A new report into the impact of petrol sniffing has revealed that it is costing Australia A$79 million a year but providing unsniffable fuel across the Australia’s central regions would save A$27 million.
Source:
AAP
14 Mar 2006 - 12:00 AM  UPDATED 24 Feb 2015 - 12:14 PM

Compiled by Access Economics, the report was commissioned by property developer Global Property Trust and indigenous groups.

It found that two-thirds of female fuel-sniffers have sexually transmitted diseases and that 73 per cent of adult with disabilities in the Western Desert lands were linked with petrol sniffing.

Uniting under the banner of the Opal Alliance, the groups have called for a broad-scale rollout of unsniffable Opal fuel.

Opal has very low levels of the aromatics which provide sniffers with a high but it costs more and is subsidised by the federal government at 33 cents a litre.

The government has rationed the rollout of Opal fuel, making some communities eligible and others not.
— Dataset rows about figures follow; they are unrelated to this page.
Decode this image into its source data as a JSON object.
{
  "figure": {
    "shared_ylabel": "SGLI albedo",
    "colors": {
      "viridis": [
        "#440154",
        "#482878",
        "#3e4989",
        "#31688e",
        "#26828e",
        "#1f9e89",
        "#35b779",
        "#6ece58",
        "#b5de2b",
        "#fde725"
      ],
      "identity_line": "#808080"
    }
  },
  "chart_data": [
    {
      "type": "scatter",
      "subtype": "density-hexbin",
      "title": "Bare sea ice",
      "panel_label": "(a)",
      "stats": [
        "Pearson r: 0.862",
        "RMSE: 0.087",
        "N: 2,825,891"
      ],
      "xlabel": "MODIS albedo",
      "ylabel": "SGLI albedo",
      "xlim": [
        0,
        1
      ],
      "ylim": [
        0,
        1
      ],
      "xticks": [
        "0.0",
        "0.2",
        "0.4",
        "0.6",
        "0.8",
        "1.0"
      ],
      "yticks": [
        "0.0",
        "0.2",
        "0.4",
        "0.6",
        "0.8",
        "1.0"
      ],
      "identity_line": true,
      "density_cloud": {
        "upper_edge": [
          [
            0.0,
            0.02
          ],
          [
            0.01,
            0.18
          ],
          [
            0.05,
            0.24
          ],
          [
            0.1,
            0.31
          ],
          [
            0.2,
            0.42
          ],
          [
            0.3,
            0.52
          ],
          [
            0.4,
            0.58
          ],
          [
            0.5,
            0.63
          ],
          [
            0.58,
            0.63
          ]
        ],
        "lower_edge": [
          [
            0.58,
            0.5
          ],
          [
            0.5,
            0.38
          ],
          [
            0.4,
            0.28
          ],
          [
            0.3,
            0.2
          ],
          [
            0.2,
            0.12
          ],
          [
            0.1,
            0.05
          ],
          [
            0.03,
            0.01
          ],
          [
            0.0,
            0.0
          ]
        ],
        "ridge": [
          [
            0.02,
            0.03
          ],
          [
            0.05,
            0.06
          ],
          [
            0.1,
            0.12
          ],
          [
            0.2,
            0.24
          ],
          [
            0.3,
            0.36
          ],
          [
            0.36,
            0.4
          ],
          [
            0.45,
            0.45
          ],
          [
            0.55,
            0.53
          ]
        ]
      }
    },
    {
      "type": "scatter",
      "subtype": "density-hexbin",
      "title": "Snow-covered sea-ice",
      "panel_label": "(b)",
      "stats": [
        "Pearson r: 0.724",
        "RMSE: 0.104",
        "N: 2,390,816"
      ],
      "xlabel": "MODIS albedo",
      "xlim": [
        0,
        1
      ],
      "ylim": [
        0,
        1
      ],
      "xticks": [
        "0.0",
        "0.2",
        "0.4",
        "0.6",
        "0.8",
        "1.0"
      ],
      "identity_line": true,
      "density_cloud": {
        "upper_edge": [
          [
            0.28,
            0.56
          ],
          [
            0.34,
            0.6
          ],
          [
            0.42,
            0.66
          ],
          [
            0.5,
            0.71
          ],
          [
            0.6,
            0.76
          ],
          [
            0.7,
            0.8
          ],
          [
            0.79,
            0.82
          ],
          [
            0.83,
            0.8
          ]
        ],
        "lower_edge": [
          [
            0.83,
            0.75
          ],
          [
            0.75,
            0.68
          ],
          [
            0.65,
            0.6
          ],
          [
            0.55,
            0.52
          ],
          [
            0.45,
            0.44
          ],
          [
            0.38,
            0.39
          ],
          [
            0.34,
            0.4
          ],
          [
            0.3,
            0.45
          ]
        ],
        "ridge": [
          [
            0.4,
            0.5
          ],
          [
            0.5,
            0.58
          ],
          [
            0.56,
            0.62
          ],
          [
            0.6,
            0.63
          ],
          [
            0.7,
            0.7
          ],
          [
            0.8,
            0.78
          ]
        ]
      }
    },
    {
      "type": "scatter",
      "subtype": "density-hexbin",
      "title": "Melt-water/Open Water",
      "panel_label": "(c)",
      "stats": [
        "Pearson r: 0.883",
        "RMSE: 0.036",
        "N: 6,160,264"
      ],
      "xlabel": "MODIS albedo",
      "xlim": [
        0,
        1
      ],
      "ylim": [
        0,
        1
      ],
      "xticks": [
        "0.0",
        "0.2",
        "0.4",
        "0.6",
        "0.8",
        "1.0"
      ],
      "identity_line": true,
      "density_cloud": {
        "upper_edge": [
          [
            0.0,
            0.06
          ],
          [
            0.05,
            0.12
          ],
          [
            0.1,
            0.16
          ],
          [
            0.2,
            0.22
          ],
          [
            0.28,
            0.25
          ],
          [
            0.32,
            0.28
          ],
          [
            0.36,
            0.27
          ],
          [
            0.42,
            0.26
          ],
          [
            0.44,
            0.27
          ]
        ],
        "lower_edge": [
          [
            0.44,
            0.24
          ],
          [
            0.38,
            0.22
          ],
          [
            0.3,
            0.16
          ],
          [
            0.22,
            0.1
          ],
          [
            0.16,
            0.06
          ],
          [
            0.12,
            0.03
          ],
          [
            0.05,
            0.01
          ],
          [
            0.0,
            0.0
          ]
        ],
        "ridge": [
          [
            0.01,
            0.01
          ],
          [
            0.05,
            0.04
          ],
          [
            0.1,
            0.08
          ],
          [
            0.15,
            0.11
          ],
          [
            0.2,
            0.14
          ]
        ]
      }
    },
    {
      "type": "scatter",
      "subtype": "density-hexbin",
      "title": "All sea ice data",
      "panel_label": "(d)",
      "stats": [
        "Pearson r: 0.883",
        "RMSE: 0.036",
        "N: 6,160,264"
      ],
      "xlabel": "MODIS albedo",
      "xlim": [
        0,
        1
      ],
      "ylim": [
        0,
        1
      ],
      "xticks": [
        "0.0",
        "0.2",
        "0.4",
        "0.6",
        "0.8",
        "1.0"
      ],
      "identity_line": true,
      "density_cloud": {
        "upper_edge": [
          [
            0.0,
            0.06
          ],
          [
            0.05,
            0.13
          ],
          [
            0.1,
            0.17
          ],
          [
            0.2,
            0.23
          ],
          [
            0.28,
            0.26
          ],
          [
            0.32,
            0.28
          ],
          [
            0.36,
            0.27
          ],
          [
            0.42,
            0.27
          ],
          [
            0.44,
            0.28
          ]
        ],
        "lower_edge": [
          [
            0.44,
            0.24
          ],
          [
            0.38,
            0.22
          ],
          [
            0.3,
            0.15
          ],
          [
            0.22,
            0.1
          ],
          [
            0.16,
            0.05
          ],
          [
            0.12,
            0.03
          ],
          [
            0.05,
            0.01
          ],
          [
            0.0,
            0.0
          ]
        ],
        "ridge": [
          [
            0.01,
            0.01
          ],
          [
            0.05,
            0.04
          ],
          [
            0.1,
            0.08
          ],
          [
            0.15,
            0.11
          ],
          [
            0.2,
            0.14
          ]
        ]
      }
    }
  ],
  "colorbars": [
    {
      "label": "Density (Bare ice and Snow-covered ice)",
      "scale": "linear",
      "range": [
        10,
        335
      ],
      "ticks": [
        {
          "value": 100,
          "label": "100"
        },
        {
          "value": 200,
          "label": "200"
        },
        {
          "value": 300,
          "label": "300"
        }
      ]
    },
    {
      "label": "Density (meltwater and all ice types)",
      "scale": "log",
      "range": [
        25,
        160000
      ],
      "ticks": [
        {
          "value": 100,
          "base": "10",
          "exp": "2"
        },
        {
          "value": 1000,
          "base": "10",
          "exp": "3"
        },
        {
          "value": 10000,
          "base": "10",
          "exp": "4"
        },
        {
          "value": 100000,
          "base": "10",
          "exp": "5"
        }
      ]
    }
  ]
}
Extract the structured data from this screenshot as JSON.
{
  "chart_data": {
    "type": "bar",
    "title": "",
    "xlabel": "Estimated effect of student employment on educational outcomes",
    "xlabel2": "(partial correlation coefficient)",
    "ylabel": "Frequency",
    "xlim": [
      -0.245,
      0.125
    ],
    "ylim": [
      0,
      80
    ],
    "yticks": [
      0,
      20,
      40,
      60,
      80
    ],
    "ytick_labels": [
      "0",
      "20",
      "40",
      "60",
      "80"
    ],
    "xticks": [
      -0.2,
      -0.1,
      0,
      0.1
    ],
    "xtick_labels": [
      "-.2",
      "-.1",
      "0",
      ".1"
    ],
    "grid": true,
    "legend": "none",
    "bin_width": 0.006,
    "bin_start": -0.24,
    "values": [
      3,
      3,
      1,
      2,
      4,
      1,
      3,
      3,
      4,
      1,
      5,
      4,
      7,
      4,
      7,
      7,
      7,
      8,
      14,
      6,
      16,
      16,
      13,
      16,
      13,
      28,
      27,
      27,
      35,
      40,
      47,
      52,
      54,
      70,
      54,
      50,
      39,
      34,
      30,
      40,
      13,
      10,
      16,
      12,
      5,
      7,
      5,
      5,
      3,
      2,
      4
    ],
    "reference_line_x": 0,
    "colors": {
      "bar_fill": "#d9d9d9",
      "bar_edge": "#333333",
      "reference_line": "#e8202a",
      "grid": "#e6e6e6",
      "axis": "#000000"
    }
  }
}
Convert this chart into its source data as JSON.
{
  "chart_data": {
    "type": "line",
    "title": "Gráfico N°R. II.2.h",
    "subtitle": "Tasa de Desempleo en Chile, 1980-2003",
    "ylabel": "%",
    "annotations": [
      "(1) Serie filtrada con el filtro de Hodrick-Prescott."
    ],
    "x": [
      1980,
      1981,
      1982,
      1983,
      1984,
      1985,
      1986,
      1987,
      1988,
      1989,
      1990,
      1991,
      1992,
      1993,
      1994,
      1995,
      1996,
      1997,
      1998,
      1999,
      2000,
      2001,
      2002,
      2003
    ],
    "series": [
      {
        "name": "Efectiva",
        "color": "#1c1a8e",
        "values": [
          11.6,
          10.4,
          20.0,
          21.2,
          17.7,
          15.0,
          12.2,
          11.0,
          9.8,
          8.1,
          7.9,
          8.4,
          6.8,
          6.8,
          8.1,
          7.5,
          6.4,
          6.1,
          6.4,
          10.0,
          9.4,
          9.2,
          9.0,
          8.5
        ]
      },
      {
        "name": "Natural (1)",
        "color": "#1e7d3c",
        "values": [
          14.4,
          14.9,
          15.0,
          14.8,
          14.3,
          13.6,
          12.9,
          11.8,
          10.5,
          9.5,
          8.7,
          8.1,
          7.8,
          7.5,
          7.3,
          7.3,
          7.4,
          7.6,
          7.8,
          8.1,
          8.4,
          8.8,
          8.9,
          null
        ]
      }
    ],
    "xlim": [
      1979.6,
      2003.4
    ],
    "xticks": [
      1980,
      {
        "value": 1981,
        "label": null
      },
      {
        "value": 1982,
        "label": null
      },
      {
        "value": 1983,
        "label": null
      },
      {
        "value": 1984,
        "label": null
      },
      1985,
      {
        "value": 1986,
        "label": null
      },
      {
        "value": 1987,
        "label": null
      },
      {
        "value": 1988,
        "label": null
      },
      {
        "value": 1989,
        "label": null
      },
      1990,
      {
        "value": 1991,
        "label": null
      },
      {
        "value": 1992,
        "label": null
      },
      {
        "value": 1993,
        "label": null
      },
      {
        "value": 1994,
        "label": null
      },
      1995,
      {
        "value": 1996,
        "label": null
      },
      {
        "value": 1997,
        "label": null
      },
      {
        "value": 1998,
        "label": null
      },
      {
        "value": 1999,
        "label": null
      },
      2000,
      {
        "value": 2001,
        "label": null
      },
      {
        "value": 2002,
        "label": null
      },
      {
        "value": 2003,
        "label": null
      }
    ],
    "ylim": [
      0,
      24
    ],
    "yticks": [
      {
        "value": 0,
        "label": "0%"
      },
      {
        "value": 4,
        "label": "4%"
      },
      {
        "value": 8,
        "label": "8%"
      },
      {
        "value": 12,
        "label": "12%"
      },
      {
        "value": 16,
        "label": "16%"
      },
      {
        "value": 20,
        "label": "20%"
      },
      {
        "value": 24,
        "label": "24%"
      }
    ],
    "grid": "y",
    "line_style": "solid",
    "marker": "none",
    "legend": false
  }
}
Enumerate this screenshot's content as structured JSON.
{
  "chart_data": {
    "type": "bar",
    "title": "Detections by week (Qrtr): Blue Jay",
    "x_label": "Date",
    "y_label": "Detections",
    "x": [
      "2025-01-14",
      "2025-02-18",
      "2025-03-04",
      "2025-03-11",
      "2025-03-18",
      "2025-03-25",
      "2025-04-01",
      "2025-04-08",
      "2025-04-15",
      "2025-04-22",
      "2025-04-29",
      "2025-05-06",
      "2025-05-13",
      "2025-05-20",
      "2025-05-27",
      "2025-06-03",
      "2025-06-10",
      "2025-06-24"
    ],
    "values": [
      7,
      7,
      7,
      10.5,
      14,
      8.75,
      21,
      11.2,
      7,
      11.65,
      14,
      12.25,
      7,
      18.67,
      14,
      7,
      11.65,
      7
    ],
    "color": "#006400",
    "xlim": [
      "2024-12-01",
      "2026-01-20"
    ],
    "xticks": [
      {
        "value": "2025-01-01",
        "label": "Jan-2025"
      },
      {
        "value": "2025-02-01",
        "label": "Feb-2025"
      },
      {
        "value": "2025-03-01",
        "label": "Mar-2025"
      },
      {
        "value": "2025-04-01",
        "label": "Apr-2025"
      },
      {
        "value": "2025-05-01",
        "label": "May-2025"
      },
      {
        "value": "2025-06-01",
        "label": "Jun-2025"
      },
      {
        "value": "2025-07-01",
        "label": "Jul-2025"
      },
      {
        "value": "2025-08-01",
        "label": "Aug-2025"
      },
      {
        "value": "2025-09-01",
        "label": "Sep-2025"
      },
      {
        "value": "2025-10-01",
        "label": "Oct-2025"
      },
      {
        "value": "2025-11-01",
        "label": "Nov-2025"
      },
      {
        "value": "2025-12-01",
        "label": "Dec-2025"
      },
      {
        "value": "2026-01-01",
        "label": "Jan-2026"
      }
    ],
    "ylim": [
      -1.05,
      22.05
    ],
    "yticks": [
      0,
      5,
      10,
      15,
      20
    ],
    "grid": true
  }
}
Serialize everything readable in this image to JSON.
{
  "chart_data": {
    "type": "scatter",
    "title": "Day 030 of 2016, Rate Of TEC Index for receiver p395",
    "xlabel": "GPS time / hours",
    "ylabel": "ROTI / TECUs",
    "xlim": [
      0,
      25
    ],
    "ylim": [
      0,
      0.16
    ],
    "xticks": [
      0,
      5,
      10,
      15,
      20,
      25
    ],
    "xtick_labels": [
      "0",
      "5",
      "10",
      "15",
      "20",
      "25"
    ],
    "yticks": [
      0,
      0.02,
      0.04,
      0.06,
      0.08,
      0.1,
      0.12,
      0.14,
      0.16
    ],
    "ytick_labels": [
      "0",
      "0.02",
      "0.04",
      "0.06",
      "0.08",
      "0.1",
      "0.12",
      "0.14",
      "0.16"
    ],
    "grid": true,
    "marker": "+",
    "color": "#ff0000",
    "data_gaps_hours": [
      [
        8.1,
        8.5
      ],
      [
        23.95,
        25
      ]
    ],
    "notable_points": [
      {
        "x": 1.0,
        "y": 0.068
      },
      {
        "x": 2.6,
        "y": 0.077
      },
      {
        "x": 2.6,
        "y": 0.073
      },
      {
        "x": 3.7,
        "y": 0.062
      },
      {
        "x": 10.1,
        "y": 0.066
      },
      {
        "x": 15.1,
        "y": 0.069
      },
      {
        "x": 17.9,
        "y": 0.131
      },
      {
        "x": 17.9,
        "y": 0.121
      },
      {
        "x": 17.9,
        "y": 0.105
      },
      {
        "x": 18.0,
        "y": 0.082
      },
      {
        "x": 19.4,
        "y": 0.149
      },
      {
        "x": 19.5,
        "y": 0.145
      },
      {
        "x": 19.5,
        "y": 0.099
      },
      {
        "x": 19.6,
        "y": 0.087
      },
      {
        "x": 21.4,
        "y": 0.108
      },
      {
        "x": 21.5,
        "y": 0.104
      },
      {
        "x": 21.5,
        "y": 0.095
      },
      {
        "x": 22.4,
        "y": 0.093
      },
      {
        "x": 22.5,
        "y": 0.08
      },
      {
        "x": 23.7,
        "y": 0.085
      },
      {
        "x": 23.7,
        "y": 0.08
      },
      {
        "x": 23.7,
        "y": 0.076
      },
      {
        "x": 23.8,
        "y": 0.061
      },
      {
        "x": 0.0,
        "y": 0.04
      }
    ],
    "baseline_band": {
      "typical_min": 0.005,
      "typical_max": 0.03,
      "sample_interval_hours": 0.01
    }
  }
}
Vicki Gillick, from the Ngaanyatjarra Pitjantjatjara Yankunytjatjara (NPY) Women's Council, said piecemeal rollout of the fuel could make the problem worse, creating a black market where traffickers were selling 1.5 litres of petrol for up to A$70.

She said petrol was exchanged for sexual favours with young women and was sold by unscrupulous people at incredibly high prices.

"What's the point of having Opal in a ring around the area, when in the middle you have a great big hole which is Alice Springs, which the fuel will leak out of into communities as it does at the moment, as cannabis and other drugs do and as grog does?" she said.